My wife and I use a couple of desktops at home for most of our computing needs. Most of our user files (e.g., /usr/home) are stored on a separate server, shared over NFS and amounted via autofs. Said server also provides an NFS export that we use for our shared documents - stuff that we both need read-write access to. For the sake of simplicity I take advantage of the -mapall parameter in the exports file on the server. This nifty little option ensures that whomever has access to mount the NFS export read-write will read, write and delete files as a single user on the server. This effectively solves the problem of setting up more complicated permissions for file sharing between a small group of people. The /etc/exports file looks like this:

/usr/home       -alldirs                client1 client2
/srv/fileshare  -mapall=fileshare       client1 client2

The problem with this setup rears its ugly head when you're interacting with the NFS mounts on the client through Thunar, the default file manager for XFCE (I've come to appreciate a lot of what XFCE brings to the table over the past 6 or 7 years since we escaped the insanity that is Gnome3). Thunar uses some glib magic for interacting with the file system, and when a user hits the "Delete" key or picks to "Move to Trash" from the context menu, a poorly-documented gvfs binary named gvfs-trash is invoked and in both cases it is supposed to move the offending file to the user's waste bin. On the NFS mount this function failed with the following unhelpful message:

Error trashing file: Unable to find or create trash directory.

After digging around with truss to figure out what the heck gvfs-trash was actually doing and scouring the Trash specification, I discovered that gvfs-trash is supposed to look for a directory named .Trash in the root of the NFS mount and that this directory must have the sticky bit set.

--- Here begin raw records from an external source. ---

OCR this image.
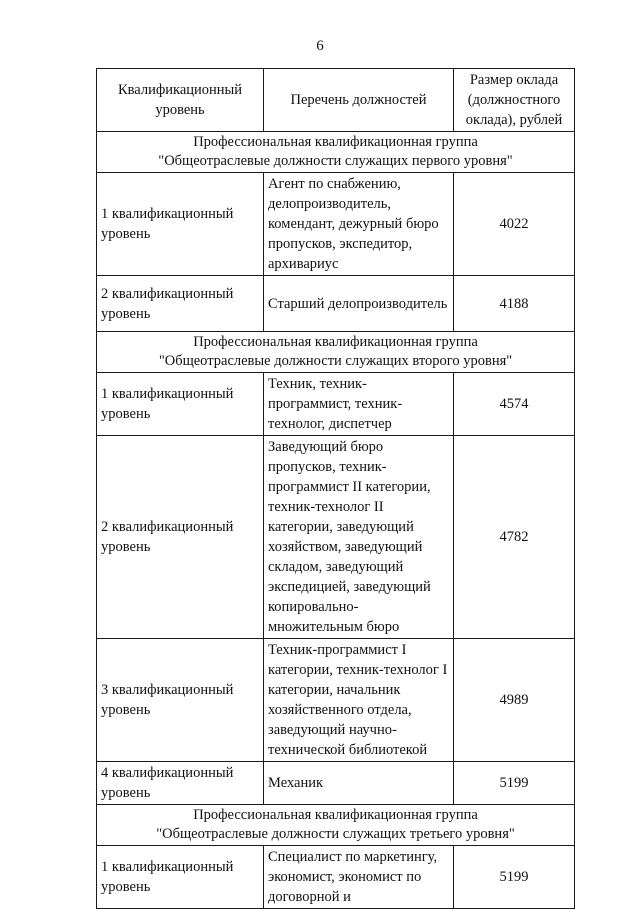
6
Квалификационный уровень	Перечень должностей	Размер оклада (должностного оклада), рублей

Профессиональная квалификационная группа
"Общеотраслевые должности служащих первого уровня"		

1 квалификационный уровень	Агент по снабжению, делопроизводитель, комендант, дежурный бюро пропусков, экспедитор, архивариус	4022
2 квалификационный уровень	Старший делопроизводитель	4188

Профессиональная квалификационная группа
"Общеотраслевые должности служащих второго уровня"		

1 квалификационный уровень	Техник, техник-программист, техник-технолог, диспетчер	4574
2 квалификационный уровень	Заведующий бюро пропусков, техник-программист II категории, техник-технолог II категории, заведующий хозяйством, заведующий складом, заведующий экспедицией, заведующий копировально-множительным бюро	4782
3 квалификационный уровень	Техник-программист I категории, техник-технолог I категории, начальник хозяйственного отдела, заведующий научно-технической библиотекой	4989
4 квалификационный уровень	Механик	5199

Профессиональная квалификационная группа
"Общеотраслевые должности служащих третьего уровня"		

1 квалификационный уровень	Специалист по маркетингу, экономист, экономист по договорной и	5199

Okay. Makes sense. I guess.

# mkdir /srv/fileshare/.Trash
# chmod 1777 /srv/fileshare/.Trash

At first glance this seems to work fine. Running gvfs-trash FILE-TO-TRASH now executes without error and gvfs (and in turn glib) goes ahead and creates /srv/fileshare/.Trash/1001, puts a couple of sub-directories under the one named after my effective UID, moves the offending file and Bob's your uncle. Because we're using the -mapall option, everything is created using the user we specified on the server in the exports file (in this case the user name is fileshare).

Unfortunately the problem also occurs the second time gvfs-trash is run to trash a file. It fails again with the same damned error message. Okay, thanks gvfs.

It turns out that not only must .Trash exist with the sticky bit, but the UID directory immediately below must be owned by the user who is trashing the file, never mind that this didn't matter when we were trashing the first file. To "fix" this problem I ran the following commands:

# chown matt:matt /srv/fileshare/.Trash/1001
# chmod 1777 /srv/fileshare/.Trash/1001

Since I have a limited number of user accounts this ungainly fix appears to work, at least for the short-term.

I think the moral of the story here is that when you are implementing anything that tries to be halfway "smart" about what it is doing (in this case, gvfs-trash and the ungodly mess of glib below it), you need to be VERY careful that your process a) provides a more helpful error message when it fails, and b) doesn't work in weird and unexpected ways (in this case, working the first time but failing the second time). Generally speaking, your users shouldn't have to run system-level debugging tools and refer to the spec when easily returned and friendly error messages would otherwise save them a lot of time.